From the Series, “Anchor Points”
As people, we are compelled to attach ourselves to the familiar, be it in the form of objects we choose to keep or images we use to represent ourselves. We keep objects we deem to be significant and that often connote a time of change or growth, like the houses we grew up in or the first books we learned to read. We associate ourselves with sports teams and quote authors to illustrate our personal beliefs.
We perform all these acts of keeping and association because of the sense of security they offer. Objects and symbols serve as anchor points in our relationships, such as heirlooms we inherit from grandparents and gifts from parents or close friends. We keep what people give us to help us remember why and how we are connected.
But the act of keeping is stagnant and therefore contradictory to growth, so we ground ourselves in what has happened instead of mobilizing potential for the future. Having grown up with animals, I find myself very attached to them and through them feel linked to my family; the homing pigeon, specifically, has been a mainstay in my repertoire of images. My dad raised hundreds of them his whole life and I have always been enchanted by a homing pigeon’s instinctive desire to always fly home, a desire that takes precedence over any other attachment to a mate or its community. In my adult life, I live far from my childhood home, the animals I grew up with are all gone, and my father has passed, but these symbols remain embedded in my identity. I illustrate the stories of these symbols in my woodcuts and drawings, in which I capture moments of tension and stillness in the midst of movement and interaction. My subjects feel closely bonded—even stuck—to one another, yet interrupted.

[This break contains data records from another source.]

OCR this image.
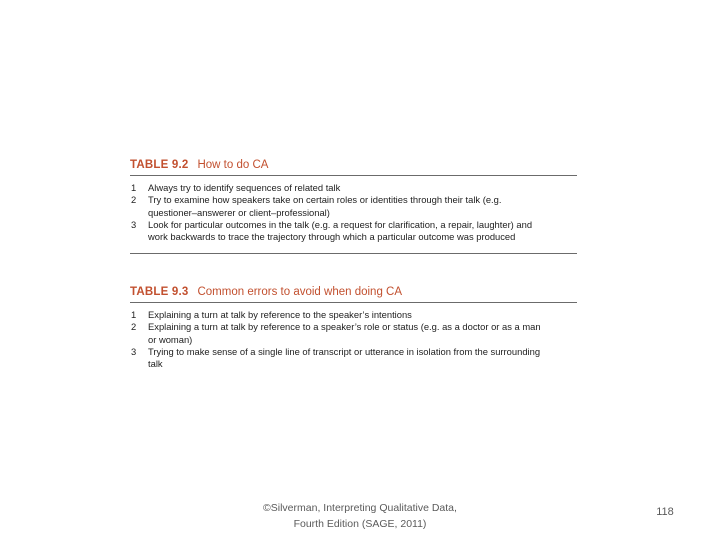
TABLE 9.2 How to do CA
1	Always try to identify sequences of related talk
2	Try to examine how speakers take on certain roles or identities through their talk (e.g.
questioner–answerer or client–professional)
3	Look for particular outcomes in the talk (e.g. a request for clarification, a repair, laughter) and
work backwards to trace the trajectory through which a particular outcome was produced
TABLE 9.3 Common errors to avoid when doing CA
1	Explaining a turn at talk by reference to the speaker’s intentions
2	Explaining a turn at talk by reference to a speaker’s role or status (e.g. as a doctor or as a man
or woman)
3	Trying to make sense of a single line of transcript or utterance in isolation from the surrounding
talk
©Silverman, Interpreting Qualitative Data,
Fourth Edition (SAGE, 2011)
118
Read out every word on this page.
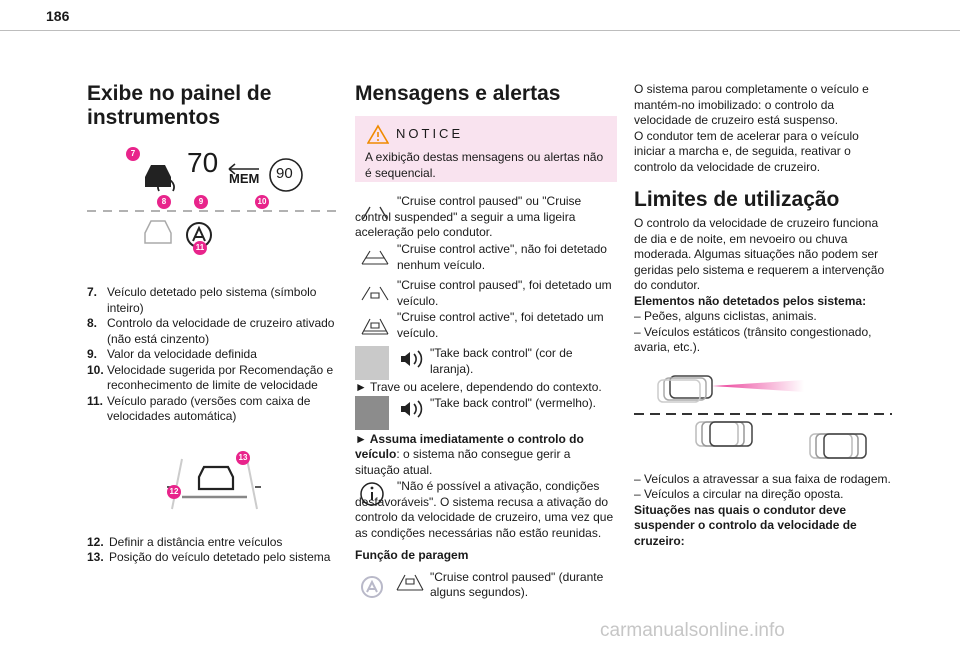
186
Exibe no painel de instrumentos
70
MEM 90
7
8	9	10
11
7. Veículo detetado pelo sistema (símbolo inteiro)
8. Controlo da velocidade de cruzeiro ativado (não está cinzento)
9. Valor da velocidade definida
10. Velocidade sugerida por Recomendação e reconhecimento de limite de velocidade
11. Veículo parado (versões com caixa de velocidades automática)
13
12
12. Definir a distância entre veículos
13. Posição do veículo detetado pelo sistema
Mensagens e alertas
NOTICE
A exibição destas mensagens ou alertas não é sequencial.

"Cruise control paused" ou "Cruise control suspended" a seguir a uma ligeira aceleração pelo condutor.

"Cruise control active", não foi detetado nenhum veículo.

"Cruise control paused", foi detetado um veículo.

"Cruise control active", foi detetado um veículo.

"Take back control" (cor de laranja).

► Trave ou acelere, dependendo do contexto.

"Take back control" (vermelho).

► Assuma imediatamente o controlo do veículo: o sistema não consegue gerir a situação atual.

"Não é possível a ativação, condições desfavoráveis". O sistema recusa a ativação do controlo da velocidade de cruzeiro, uma vez que as condições necessárias não estão reunidas.

Função de paragem

"Cruise control paused" (durante alguns segundos).

O sistema parou completamente o veículo e mantém-no imobilizado: o controlo da velocidade de cruzeiro está suspenso.

O condutor tem de acelerar para o veículo iniciar a marcha e, de seguida, reativar o controlo da velocidade de cruzeiro.

Limites de utilização

O controlo da velocidade de cruzeiro funciona de dia e de noite, em nevoeiro ou chuva moderada. Algumas situações não podem ser geridas pelo sistema e requerem a intervenção do condutor.

Elementos não detetados pelos sistema:

– Peões, alguns ciclistas, animais.

– Veículos estáticos (trânsito congestionado, avaria, etc.).

– Veículos a atravessar a sua faixa de rodagem.

– Veículos a circular na direção oposta.

Situações nas quais o condutor deve suspender o controlo da velocidade de cruzeiro:

carmanualsonline.info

Whatever our compulsions may be, personal insignias begin to speak for us. They determine how we move, in the selection and arrangement of our homes. They determine how we interact, in proving how well we know other people by the gifts we choose for them. They fuel our need to have concrete evidence that our sense of belonging exists and what we do is relevant. Even when a circumstance changes—be it the end of a job, a relationship, an event—our attachment to an object associated with it remains, and in that way our experience lives on.